XuehaiPan / nvitop

An interactive NVIDIA-GPU process viewer and beyond, the one-stop solution for GPU process management.
https://nvitop.readthedocs.io
Apache License 2.0
4.61k stars 144 forks source link

simple change to accept float numbers as interval #63

Closed Sms-Rk closed 1 year ago

Sms-Rk commented 1 year ago

hi, we needed to accept interval less than number 1 so i did very very simple change to accept this maybe its not completely right but if it is not proper to merge, i will appriciate to do this for us

XuehaiPan commented 1 year ago

we needed to accept interval less than number 1 so i did very very simple change to accept this

Hi @Sms-Rk, sorry that I'm going to close this. I'm pretty sure that this change will not accomplish your need. There is also an old discussion in #32 for a similar feature.

Here is something nvitop can do:

  1. Select a process and then press the <Enter> key. The metrics-watching screen will update at an interval of 1/4 sec.

Process Metrics Screen
Watch metrics for a specific process (shortcut: Enter / Return).

  1. Use nvitop.ResourceMetricCollector, see Resource Metric Collector for more information.

If you are working on a delay-sensitive application, I strongly suggest you use a proper profiler rather than a monitor.


FYI, the true interval is defined by TTLCaches. They always run at intervals of 1 second.

Personally, I do not prefer float intervals.

  1. The CLI UI is updated at intervals of 1/4 second. Any interval lower than that will have no effect but will consume much more resources.

https://github.com/XuehaiPan/nvitop/blob/05284ec2f81b029aa16dbeb9487b3112319e4546/nvitop/gui/ui.py#L188-L195

  1. The API calls and communication always have delays, for example, Python <-> NVML C API, NVML C API <-> NVIDIA driver. You always get delayed and inaccurate results. Especially when your snapshot interval is small. If the delay matters (if this is why you want this feature is this PR), you should use a profiler.
Sms-Rk commented 1 year ago

we needed to accept interval less than number 1 so i did very very simple change to accept this

Hi @Sms-Rk, sorry that I'm going to close this. I'm pretty sure that this change will not accomplish your need. There is also an old discussion in #32 for a similar feature.
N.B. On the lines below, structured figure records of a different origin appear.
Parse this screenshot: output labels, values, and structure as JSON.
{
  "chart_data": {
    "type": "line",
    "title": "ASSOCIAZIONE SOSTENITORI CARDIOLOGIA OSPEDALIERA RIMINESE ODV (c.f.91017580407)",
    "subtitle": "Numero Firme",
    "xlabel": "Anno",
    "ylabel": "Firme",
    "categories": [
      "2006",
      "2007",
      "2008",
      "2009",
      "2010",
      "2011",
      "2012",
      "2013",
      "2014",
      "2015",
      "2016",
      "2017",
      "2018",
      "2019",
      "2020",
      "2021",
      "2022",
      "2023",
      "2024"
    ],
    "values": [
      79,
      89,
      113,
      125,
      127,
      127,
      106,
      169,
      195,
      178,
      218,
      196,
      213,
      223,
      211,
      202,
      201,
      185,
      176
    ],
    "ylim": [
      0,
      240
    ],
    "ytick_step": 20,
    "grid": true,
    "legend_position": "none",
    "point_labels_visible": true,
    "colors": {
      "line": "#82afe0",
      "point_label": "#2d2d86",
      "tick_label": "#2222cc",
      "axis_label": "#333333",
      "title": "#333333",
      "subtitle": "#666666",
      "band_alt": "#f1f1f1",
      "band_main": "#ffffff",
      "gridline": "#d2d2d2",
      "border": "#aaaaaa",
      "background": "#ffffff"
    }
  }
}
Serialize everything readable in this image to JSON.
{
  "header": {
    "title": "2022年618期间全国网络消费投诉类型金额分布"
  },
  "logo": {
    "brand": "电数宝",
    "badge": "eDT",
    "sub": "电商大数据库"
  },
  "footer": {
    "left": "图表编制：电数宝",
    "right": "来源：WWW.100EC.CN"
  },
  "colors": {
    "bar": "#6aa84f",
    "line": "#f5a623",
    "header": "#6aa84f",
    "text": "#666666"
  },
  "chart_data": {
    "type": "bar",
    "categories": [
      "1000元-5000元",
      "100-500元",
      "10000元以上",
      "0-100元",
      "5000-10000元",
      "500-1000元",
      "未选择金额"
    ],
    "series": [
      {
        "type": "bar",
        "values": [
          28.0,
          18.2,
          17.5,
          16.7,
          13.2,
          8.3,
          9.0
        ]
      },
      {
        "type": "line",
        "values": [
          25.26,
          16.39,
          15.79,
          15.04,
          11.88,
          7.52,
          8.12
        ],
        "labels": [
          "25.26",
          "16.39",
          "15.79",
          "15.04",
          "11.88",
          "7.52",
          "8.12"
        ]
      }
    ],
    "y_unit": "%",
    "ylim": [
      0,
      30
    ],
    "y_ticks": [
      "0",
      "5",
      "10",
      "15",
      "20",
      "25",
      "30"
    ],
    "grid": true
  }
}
Here is something nvitop can do:

  1. Select a process and then press the <Enter> key. The metrics-watching screen will update at an interval of 1/4 sec.

Process Metrics Screen Watch metrics for a specific process (shortcut: Enter / Return).

  1. Use nvitop.ResourceMetricCollector, see Resource Metric Collector for more information.

If you are working on a delay-sensitive application, I strongly suggest you use a proper profiler rather than a monitor.

FYI, the true interval is defined by TTLCaches. They always run at intervals of 1 second.

Personally, I do not prefer float intervals.

  1. The CLI UI is updated at intervals of 1/4 second. Any interval lower than that will have no effect but will consume much more resources.

https://github.com/XuehaiPan/nvitop/blob/05284ec2f81b029aa16dbeb9487b3112319e4546/nvitop/gui/ui.py#L188-L195

  1. The API calls and communication always have delays, for example, Python <-> NVML C API, NVML C API <-> NVIDIA driver. You always get delayed and inaccurate results. Especially when your snapshot interval is small. If the delay matters (if this is why you want this feature is this PR), you should use a profiler.

hi @XuehaiPan thanks for your attention ok, we need to monitor and profile SM metric faster than 1 sec , maybe 0.1 sec how can we do it?

XuehaiPan commented 1 year ago

we need to monitor and profile SM metric faster than 1 sec , maybe 0.1 sec

See my comment above. For delay sensitive use cases, you should use a proper profiling tool rather than a monitor. Profilers need in-process injection. This is not a monitor can do.

XuehaiPan commented 1 year ago

Implemented in #67.